Tadeusz Browicz

Tadeusz Browicz ( born September 15, 1847 in Lviv, † March 20, 1928 in Kraków ) was a Polish pathologist.

He studied medicine at the Jagiellonian University in Krakow, where he received his doctorate in 1873. He then worked for the pathologist Alfred Biesiadecki (1839-1889) as an assistant and then could habilitate 1875. From 1880-1919 he held a chair in anatomic pathology at the Jagiellonian University in Krakow. In the years 1894/1895, he was also rector of this university.

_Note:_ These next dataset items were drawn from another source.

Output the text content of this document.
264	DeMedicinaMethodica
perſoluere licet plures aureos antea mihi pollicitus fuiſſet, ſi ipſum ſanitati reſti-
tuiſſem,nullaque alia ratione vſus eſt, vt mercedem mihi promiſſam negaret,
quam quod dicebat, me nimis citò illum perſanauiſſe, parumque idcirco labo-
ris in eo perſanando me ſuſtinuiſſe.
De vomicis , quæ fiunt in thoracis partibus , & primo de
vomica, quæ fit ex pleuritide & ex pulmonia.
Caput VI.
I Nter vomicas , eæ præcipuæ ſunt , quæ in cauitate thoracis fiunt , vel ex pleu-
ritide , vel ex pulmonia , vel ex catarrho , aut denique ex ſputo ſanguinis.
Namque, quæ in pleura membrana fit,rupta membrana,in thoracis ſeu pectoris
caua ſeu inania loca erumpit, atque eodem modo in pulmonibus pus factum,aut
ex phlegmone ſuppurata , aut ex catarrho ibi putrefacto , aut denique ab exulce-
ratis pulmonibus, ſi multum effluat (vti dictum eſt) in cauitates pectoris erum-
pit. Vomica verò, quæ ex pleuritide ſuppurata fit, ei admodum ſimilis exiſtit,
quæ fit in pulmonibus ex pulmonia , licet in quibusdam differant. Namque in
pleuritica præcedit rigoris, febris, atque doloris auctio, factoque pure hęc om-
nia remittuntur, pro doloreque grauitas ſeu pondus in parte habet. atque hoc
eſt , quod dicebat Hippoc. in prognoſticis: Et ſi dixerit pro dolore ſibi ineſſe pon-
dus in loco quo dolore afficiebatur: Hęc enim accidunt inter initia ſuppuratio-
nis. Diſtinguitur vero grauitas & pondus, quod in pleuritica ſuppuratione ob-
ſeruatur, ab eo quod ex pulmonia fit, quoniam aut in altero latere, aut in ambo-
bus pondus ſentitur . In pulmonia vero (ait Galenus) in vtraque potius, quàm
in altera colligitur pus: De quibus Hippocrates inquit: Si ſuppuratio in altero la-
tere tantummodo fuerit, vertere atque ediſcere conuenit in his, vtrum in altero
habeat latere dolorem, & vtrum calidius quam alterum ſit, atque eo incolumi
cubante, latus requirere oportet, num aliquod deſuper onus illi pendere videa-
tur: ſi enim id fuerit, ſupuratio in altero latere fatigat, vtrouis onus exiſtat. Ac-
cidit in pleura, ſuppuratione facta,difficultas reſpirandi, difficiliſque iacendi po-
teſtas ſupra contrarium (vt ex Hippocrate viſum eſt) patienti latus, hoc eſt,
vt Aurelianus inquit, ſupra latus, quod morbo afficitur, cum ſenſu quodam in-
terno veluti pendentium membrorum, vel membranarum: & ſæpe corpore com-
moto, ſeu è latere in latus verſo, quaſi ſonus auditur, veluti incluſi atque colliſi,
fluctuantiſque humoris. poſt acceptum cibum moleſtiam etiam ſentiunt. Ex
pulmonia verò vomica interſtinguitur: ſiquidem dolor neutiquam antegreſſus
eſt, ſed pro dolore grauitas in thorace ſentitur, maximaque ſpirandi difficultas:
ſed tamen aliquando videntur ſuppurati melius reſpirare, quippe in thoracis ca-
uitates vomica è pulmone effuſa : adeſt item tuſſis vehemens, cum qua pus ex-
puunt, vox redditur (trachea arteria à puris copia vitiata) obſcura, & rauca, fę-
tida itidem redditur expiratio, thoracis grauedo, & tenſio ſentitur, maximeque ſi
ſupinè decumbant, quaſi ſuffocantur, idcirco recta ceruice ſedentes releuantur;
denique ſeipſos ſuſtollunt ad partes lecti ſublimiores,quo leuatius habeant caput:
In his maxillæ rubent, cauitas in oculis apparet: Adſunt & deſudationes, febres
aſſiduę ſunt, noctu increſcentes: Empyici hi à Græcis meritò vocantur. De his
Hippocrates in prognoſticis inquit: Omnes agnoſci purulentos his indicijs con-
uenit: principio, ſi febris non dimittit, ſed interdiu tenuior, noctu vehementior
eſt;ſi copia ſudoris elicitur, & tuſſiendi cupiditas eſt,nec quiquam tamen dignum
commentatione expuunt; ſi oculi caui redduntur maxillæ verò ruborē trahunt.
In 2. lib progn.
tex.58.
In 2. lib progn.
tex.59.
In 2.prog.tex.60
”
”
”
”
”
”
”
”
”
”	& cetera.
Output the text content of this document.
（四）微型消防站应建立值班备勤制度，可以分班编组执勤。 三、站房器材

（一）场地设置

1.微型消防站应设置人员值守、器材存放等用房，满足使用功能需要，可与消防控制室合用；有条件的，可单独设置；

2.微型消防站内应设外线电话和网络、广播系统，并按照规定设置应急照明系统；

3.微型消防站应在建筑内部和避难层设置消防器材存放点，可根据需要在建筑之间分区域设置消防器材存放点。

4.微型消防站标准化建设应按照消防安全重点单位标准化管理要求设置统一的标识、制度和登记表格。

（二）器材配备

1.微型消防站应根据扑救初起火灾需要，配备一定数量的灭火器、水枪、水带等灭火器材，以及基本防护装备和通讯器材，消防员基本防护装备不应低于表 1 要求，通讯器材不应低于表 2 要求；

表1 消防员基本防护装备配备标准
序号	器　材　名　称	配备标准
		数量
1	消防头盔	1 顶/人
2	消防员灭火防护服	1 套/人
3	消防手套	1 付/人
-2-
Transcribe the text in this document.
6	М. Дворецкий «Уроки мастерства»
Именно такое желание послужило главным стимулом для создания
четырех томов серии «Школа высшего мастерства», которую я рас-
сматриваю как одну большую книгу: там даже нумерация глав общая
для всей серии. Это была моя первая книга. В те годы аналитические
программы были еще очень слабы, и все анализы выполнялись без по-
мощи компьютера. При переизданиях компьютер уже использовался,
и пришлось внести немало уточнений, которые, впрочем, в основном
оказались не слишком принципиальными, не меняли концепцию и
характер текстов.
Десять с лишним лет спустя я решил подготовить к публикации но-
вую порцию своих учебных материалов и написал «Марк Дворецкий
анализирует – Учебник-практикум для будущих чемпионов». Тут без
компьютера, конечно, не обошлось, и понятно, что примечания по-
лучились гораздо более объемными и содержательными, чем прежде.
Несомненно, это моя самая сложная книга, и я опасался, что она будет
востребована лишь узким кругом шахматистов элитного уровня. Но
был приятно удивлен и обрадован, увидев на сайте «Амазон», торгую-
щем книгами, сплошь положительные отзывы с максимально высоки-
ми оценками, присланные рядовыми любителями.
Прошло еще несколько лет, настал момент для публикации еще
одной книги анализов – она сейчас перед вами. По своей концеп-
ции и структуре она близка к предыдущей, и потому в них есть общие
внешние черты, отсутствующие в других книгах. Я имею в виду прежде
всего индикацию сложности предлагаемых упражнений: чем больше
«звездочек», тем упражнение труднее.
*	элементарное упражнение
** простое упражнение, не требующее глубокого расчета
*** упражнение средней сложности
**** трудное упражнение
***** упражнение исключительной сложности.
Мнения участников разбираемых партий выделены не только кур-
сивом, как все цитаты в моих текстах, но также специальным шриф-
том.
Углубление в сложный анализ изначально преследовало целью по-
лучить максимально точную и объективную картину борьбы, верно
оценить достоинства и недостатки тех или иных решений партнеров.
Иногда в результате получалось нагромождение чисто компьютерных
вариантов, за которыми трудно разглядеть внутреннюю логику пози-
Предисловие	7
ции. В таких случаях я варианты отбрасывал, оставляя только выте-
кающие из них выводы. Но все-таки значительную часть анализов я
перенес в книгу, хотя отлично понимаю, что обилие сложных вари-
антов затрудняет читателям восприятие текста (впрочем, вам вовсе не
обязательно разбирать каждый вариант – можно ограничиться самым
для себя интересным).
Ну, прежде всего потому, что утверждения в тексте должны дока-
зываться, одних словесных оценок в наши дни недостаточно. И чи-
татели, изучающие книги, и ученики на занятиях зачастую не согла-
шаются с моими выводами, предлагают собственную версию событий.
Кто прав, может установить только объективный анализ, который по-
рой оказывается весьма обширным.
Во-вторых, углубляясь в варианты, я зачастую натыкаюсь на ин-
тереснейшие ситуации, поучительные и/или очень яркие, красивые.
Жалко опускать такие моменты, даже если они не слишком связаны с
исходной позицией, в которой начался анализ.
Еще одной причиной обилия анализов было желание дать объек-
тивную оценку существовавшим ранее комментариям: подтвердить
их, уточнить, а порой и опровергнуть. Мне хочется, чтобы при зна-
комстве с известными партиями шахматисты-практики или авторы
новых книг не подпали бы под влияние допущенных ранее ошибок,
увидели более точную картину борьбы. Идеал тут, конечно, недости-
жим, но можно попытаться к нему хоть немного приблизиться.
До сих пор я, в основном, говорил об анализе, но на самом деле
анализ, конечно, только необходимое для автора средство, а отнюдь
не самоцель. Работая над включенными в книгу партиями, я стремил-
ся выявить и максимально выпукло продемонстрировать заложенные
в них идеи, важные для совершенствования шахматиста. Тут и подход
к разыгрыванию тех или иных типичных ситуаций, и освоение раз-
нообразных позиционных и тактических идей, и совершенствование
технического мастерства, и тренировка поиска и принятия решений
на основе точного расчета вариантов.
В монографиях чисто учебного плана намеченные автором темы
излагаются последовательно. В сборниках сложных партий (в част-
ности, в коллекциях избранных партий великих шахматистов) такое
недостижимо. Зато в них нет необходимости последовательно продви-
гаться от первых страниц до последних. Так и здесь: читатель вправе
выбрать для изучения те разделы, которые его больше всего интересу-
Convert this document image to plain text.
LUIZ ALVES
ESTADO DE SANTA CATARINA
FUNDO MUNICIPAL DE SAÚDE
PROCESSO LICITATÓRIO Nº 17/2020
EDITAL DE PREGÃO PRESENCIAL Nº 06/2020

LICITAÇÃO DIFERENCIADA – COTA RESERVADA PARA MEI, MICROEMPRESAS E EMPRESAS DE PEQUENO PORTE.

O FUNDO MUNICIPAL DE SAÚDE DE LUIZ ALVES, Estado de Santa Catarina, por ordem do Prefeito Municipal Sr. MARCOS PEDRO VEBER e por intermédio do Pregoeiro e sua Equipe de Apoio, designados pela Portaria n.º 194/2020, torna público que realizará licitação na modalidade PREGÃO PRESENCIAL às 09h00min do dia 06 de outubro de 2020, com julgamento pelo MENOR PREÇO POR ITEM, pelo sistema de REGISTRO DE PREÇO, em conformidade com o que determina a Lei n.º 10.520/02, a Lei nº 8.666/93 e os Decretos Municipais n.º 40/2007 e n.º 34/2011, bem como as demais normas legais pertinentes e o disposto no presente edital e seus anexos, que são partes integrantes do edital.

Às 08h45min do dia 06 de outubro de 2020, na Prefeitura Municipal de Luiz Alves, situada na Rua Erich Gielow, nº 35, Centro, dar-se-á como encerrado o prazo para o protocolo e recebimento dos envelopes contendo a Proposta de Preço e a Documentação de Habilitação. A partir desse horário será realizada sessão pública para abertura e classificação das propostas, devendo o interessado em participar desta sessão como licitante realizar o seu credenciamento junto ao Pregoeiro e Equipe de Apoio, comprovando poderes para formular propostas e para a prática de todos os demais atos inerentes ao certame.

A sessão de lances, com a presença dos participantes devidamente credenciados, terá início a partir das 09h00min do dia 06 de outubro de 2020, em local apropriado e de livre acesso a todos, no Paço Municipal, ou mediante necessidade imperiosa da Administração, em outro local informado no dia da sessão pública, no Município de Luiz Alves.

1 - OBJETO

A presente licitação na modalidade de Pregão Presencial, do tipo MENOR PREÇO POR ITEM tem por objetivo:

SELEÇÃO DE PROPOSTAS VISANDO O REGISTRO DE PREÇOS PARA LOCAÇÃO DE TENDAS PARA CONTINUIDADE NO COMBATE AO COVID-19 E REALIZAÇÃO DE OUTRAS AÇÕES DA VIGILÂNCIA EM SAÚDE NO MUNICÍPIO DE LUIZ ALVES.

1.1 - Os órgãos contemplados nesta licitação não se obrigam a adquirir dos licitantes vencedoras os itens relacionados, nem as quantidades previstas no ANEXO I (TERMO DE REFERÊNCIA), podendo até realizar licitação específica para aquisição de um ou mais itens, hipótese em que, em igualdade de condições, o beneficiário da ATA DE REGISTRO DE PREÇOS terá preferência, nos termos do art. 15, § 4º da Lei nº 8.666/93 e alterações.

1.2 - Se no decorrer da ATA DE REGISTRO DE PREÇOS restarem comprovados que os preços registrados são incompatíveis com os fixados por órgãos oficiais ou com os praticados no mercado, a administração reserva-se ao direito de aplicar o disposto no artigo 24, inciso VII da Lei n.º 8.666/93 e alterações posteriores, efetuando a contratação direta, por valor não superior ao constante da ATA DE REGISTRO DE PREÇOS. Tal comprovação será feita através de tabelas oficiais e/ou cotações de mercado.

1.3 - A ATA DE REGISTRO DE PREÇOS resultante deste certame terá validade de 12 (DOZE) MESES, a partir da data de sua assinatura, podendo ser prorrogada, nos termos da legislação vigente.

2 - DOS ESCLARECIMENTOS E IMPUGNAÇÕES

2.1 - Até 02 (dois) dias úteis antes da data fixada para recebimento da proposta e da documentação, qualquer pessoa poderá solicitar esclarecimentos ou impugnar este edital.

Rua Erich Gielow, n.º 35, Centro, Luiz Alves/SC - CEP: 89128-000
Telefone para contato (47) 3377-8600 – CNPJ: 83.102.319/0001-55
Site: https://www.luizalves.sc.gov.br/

Browicz made ​​several contributions to medical research and described, inter alia, 1874 was the first bacterium as the cause of typhoid fever, which was later named as Salmonella typhi. In 1898 he demonstrated the correct operation of the so-called Kupffer stellate cells of the liver as specialized macrophages first. They are therefore particularly referred to in the Anglo- Saxon countries as Kupffer cells Browicz. Next he undertook research into the cause of the jaundice, liver cancer and various heart muscle diseases. Finally, he published in 1905 a well-known medical dictionary in Polish.

Publications

Most of his writings were printed only in Polish.

  • About intravascular cells in the blood capillaries of the Leberacini. Off-print from the Gazette of the Academy of Sciences in Cracow 1899. Pp. 6-8.